Yes. I'd really appreciate it if you would cite my paper.

@xxxnell Quick question, which part of your publication mentioned Attention2D in models/attentions.py? From what I read, you only mentioned MSA from vanilla transformer.

@dinhanhx Oh! Sorry for the confusion. Attention2d in models/attentions.py is almost identical to traditional MSA in vanilla ViT, so I think you should cite the original ViT paper. Please cite my paper only if you have used or modified my code and implementation directly.

@xxxnell well I found that your Attention2D in models/attentions.py is kinda similar to this one https://github.com/lucidrains/vit-pytorch/blob/c2aab05ebfb01b9740ba4dae5b515fce1140e97d/vit_pytorch/cvt.py#L70-L102 from CvT: Introducing Convolutions to Vision Transformers. From my understanding, the major difference is the number of CNN layers to project qkv.

@dinhanhx Ah, I think now I understand what you pointed out! I initially used two Convs for qkv to improve the performance of AlterNet. So there was an experiment and discussion on stride k in self.to_kv in the first draft, but they were removed in the final revision for better readability. As a result, in the context of my paper, I didn't take advantage of the two Convs and the stride attribute for the sake of simplicity, and it also looks good to me to use one Conv instead of two Convs. In addition, since a lot of my implementations are based on https://github.com/lucidrains/vit-pytorch, I think it's also great to cite the original project to use the code.

@xxxnell It was confusing to me since there are few similar convolution attention mechanism like yours. I did have a hard time trying to differentiate them.

if I use AlterNet (theory), I cite your paper.
if I use AlterNet (code), I cite your paper, and the original project https://github.com/lucidrains/vit-pytorch.
if I only use Attention2D in models/attentions.py, I cite your paper, that CvT paper, and the original project.

Right?

@dinhanhx Right. I think what you said is one of the best practices.

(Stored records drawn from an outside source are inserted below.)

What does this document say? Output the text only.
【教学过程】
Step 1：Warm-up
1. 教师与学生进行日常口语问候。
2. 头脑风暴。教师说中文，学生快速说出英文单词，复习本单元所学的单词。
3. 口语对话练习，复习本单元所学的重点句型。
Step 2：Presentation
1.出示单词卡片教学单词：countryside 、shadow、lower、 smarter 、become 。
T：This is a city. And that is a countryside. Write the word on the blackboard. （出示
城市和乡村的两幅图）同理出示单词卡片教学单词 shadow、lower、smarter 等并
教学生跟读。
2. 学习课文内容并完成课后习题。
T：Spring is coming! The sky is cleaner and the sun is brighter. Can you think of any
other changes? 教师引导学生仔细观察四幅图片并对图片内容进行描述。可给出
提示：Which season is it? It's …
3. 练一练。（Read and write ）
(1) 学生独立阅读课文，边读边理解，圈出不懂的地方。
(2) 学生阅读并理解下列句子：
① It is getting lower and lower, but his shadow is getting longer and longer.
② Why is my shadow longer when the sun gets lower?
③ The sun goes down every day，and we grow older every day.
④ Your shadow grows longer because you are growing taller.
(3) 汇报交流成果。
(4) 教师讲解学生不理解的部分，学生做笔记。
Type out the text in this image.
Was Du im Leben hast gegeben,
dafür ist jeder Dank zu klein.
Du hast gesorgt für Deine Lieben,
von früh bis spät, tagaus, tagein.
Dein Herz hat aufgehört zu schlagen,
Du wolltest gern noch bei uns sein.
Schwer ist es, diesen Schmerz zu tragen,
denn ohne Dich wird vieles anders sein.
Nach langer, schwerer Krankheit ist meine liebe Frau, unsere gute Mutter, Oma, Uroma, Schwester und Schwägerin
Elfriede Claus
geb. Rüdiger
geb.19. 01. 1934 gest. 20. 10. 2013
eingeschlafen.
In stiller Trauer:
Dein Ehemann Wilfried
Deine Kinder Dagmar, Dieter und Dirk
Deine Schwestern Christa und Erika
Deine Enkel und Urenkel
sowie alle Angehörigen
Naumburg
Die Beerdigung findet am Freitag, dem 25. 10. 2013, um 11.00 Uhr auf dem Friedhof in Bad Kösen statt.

@dinhanhx Right. I think what you said is one of the best practices.

Thanks for supporting me!

Thanks for your comments on our "Convolutional SANs" (https://arxiv.org/abs/1904.03107). We are also very happy to see this can inspire your work. The paper on analyzing Vision Transformers is really insightful and interesting.

Hi,

I was inspired by "Convolutional Self-Attention Networks" [2], and implemented the two-dimensional ConViT model for vision tasks from scratch. Yang et al. [2] mainly proposed one-dimensional convolutional transformers for natural language tasks. As far as I know, no official implementation of [2] is provided.

I will add the reference [2] to convit.py. Thank you for your feedback!

[2] Baosong Yang, Longyue Wang, Derek F Wong, Lidia S Chao, and Zhaopeng Tu. "Convolutional self-attention networks". NAACL, 2019.

We have implemented various SANs including "Convolutional SANs" at:
https://github.com/baosongyang/Context-Aware-SAN/blob/main/layers/attention_conv.py.

Hi @longyuewangdcu ,

Thank you for the great paper and your kind words. And sorry I missed that implementation. I starred the repository, and I'll take a closer look!